Here is a simple function that modifies the above model with some input parameters, runs it, and returns one of the fluxes as output:

def fmodel (cmax, sc): # fitting model
    global model
    with model as model:
        rxc.add_metabolites({
        mc_e   : -1,
        mc_c   :  sc
        }, combine=False)
        rxc.bounds = (0, cmax) 
        model.objective = 'C'
        # Run FBA with the model
        solution = model.optimize()
        return solution.fluxes['D']

If we call the above function with some test parameters it works:

fmodel(2, 2) # returns 4.0

However, trying to fit the model using curve_fit(),

from scipy.optimize import curve_fit

# Provide initial parameters and their bounds
p0 = [1.5]  # initial guess
bounds = ( # lower and upper bounds
    [0], 
    [1000]) 
popt, pcov = curve_fit(fmodel, [1, 2, 3], [2, 4, 6], p0, bounds=bounds)

produces the following error:

---------------------------------------------------------------------------
ValueError                                Traceback (most recent call last)
Cell In[30], line 7
      3 p0 = [1.5]  # initial guess
      4 bounds = ( # lower and upper bounds
      5     [0], 
      6     [1000])  
----> 7 popt, pcov = curve_fit(fmodel, [1, 2, 3], [2, 4, 6], p0, bounds=bounds)
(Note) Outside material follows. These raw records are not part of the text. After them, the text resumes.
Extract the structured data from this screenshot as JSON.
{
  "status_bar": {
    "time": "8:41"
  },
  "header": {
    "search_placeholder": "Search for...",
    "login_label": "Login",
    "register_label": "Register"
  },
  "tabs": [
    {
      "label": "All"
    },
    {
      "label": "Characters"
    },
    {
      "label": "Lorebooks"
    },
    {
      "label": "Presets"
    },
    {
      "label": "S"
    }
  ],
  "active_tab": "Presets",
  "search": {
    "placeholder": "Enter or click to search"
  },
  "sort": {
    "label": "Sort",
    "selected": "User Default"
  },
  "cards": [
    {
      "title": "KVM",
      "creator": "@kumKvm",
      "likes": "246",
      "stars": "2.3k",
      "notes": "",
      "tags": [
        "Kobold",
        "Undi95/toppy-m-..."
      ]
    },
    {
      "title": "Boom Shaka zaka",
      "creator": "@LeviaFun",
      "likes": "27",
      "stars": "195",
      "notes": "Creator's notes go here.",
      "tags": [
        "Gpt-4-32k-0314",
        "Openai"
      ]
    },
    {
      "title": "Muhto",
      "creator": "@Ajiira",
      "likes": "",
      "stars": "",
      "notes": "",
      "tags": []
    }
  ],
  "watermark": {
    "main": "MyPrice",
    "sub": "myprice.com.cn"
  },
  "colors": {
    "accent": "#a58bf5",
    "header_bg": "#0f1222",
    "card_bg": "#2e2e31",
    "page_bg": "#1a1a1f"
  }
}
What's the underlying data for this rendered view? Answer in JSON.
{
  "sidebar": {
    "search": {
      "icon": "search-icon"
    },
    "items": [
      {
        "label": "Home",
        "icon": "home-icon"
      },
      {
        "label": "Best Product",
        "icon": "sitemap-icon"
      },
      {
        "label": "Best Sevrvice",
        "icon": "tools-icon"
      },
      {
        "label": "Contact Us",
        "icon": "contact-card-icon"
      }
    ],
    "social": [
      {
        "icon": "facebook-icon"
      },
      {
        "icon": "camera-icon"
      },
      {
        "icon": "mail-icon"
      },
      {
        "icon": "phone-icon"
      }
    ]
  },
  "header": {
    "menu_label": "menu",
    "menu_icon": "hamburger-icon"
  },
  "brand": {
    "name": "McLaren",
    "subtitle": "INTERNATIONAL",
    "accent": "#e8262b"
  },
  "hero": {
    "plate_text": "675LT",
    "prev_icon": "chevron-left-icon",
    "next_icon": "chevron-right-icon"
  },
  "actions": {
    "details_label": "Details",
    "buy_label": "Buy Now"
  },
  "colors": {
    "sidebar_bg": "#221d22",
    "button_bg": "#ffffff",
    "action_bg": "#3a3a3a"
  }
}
File /usr/lib/python3/dist-packages/scipy/optimize/_minpack_py.py:800, in curve_fit(f, xdata, ydata, p0, sigma, absolute_sigma, check_finite, bounds, method, jac, **kwargs)
    797 if 'max_nfev' not in kwargs:
    798     kwargs['max_nfev'] = kwargs.pop('maxfev', None)
--> 800 res = least_squares(func, p0, jac=jac, bounds=bounds, method=method,
    801                     **kwargs)
    803 if not res.success:
    804     raise RuntimeError("Optimal parameters not found: " + res.message)

File /usr/lib/python3/dist-packages/scipy/optimize/_lsq/least_squares.py:820, in least_squares(fun, x0, jac, bounds, method, ftol, xtol, gtol, x_scale, loss, f_scale, diff_step, tr_solver, tr_options, jac_sparsity, max_nfev, verbose, args, kwargs)
    817 if method == 'trf':
    818     x0 = make_strictly_feasible(x0, lb, ub)
--> 820 f0 = fun_wrapped(x0)
    822 if f0.ndim != 1:
    823     raise ValueError("`fun` must return at most 1-d array_like. "
    824                      "f0.shape: {0}".format(f0.shape))
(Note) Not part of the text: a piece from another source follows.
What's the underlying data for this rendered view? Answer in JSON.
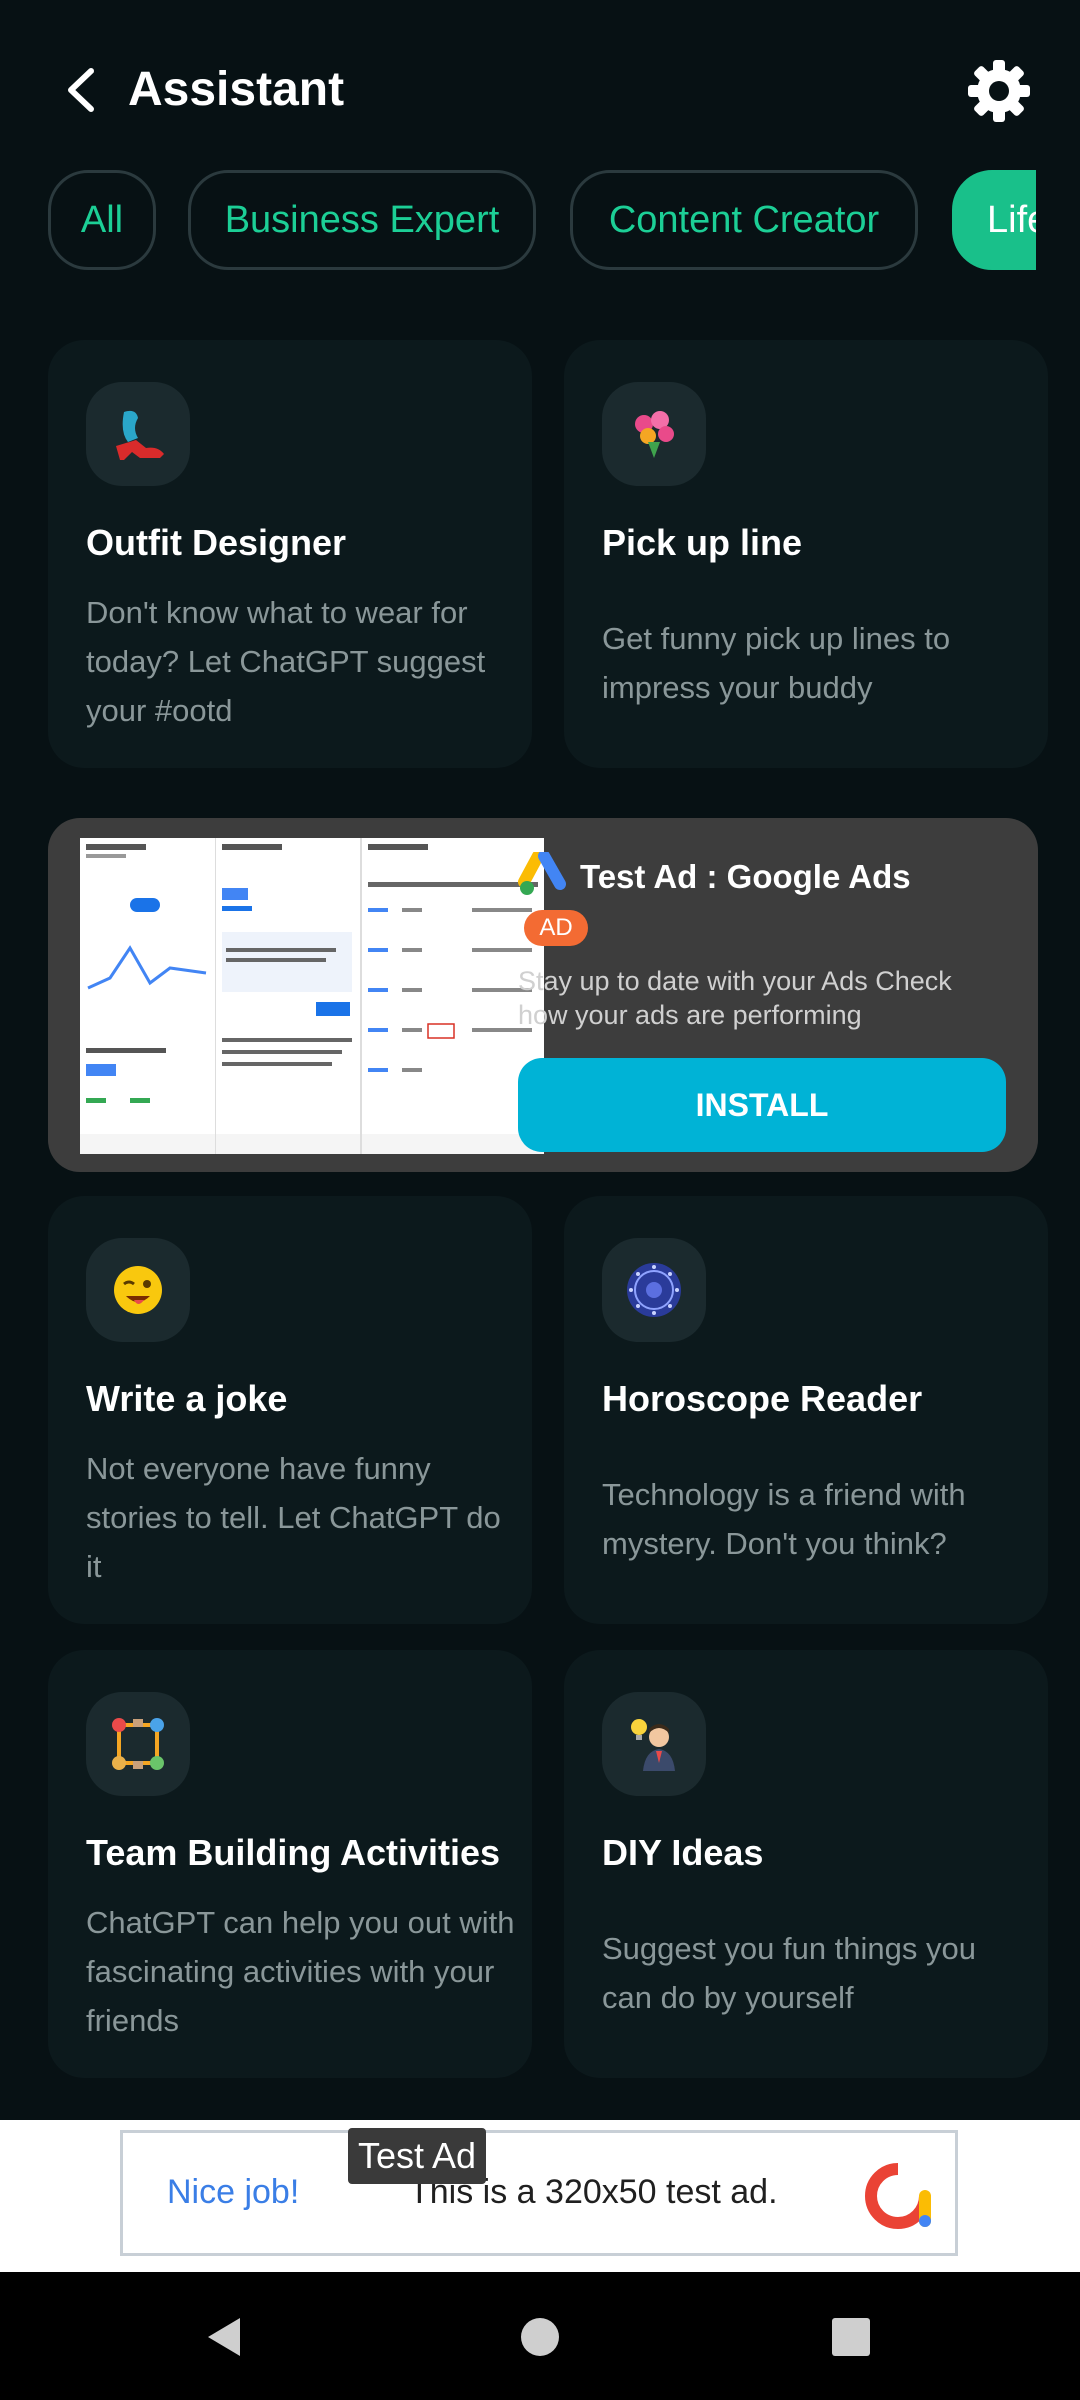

File /usr/lib/python3/dist-packages/scipy/optimize/_lsq/least_squares.py:815, in least_squares.<locals>.fun_wrapped(x)
    814 def fun_wrapped(x):
--> 815     return np.atleast_1d(fun(x, *args, **kwargs))

File /usr/lib/python3/dist-packages/scipy/optimize/_minpack_py.py:485, in _wrap_func.<locals>.func_wrapped(params)
    484 def func_wrapped(params):
--> 485     return func(xdata, *params) - ydata

Cell In[24], line 8, in fmodel(cmax, sc)
      3 with model as model:
      4     rxc.add_metabolites({
      5     mc_e   : -1,
      6     mc_c   :  sc
      7     }, combine=False)
----> 8     rxc.bounds = (0, cmax) 
      9     model.objective = 'C'
     10     # Run FBA with the model

File /usr/local/lib/python3.10/dist-packages/cobra/util/context.py:107, in resettable.<locals>.wrapper(self, new_value)
    105 old_value = getattr(self, func.__name__)
    106 # Don't clutter the context with unchanged variables
--> 107 if old_value == new_value:
    108     return
    109 context(partial(func, self, old_value))

ValueError: The truth value of an array with more than one element is ambiguous. Use a.any() or a.all()

This seems to be due to the tendency of the fitting procedures to pass vectorized data to the fit function where it accepts only a scalar. How can I avoid the problem it is causing in this case?


Solution

  • It turns out curve_fit() passes the entire independent variable data array as cmax along with a scalar fit parameter as sc in each call of the model function. So, I renamed the original fit model to fmodel_single and defined the wrapper below to handle the input array and return an array of outputs:

    def fmodel(cmax, sc):
        # This function applies fmodel_single to each element of cmax and sc
        return np.array([fmodel_single(c, sc) for c in cmax])
    

    Now curve_fit calling the wrapper function works successfully. Thanks to @jared for debug suggestion!